Concurrent bandwidth with multiple GPUs


I’m not getting full bandwidth for 2 GTX 480 system. I ran the concurrent bandwidth test from, and my own bandwidth test too, and these are the results I’m getting:

While the H-to-D bandwidth for 2 GPUs is x1.4 of the bandwidth for 1 GPU. The D-to-H bandwidth is essentially the same. WHY?


Intel i7 930 Quad with a X58 IOH (supports 2x16PCIe2), 6GB RAM. 2xGTX480 cards. CUDA 4.1 RC2 on CentOS 6 Linux.

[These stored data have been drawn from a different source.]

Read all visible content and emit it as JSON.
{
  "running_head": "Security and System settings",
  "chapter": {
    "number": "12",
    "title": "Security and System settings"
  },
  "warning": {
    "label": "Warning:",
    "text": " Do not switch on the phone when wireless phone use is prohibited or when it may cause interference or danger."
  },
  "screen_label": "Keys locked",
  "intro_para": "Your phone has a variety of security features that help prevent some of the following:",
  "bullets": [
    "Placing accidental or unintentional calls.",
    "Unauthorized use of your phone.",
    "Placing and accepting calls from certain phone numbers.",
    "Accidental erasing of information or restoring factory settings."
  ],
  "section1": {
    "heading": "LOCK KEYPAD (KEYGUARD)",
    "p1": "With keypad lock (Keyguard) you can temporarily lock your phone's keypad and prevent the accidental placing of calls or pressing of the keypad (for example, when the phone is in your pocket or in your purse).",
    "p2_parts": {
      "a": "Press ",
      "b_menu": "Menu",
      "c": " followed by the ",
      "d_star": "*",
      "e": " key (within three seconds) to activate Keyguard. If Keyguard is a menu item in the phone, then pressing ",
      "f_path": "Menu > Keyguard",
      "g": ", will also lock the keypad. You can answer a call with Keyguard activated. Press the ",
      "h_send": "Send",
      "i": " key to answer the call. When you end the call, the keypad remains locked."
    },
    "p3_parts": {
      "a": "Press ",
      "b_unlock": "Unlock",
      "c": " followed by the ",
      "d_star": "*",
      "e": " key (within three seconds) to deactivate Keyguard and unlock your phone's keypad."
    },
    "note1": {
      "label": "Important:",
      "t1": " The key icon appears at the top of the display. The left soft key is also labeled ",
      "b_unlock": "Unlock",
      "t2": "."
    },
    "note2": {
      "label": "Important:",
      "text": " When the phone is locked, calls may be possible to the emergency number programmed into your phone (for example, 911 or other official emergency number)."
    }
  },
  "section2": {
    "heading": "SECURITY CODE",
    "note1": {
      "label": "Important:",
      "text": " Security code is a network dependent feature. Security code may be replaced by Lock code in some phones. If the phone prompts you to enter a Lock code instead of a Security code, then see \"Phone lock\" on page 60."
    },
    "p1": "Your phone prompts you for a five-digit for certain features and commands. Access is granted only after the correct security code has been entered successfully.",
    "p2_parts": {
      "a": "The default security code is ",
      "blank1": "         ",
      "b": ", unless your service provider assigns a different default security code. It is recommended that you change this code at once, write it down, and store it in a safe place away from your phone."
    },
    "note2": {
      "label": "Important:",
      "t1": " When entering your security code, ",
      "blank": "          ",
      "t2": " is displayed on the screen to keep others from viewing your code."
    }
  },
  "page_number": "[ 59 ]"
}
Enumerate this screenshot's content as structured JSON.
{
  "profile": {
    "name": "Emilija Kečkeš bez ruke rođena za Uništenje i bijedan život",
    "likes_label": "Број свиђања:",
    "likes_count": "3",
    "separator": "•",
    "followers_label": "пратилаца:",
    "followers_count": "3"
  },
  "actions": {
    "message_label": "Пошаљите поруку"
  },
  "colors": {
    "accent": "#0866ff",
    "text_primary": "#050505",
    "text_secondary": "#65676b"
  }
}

The maximum unidirectional bandwidth for the QPI link between your CPU and the X58 chipset is about 9.6 GB/sec. The HtoD case is therefore coming in at 85% of maximum, indicating some kind of driver overhead I think. I don’t understand why DtoH shows no improvement, however. That seems very strange.

Thanks for the answer. Can you tell me how you got to 9.6 GB/sec? On the wiki page for X58 it says the max bandwidth is 12.8 GB/sec (

I think that bandwidth requires 6.4 megatransfers/second, and the QPI link on the CPU model you listed specifies that it supports 4.8 megatransfers/second.

Thanks. After looking up QPI at Wiki it became clear :)
Still, the Device-to-Host bandwidth is a mystery to me.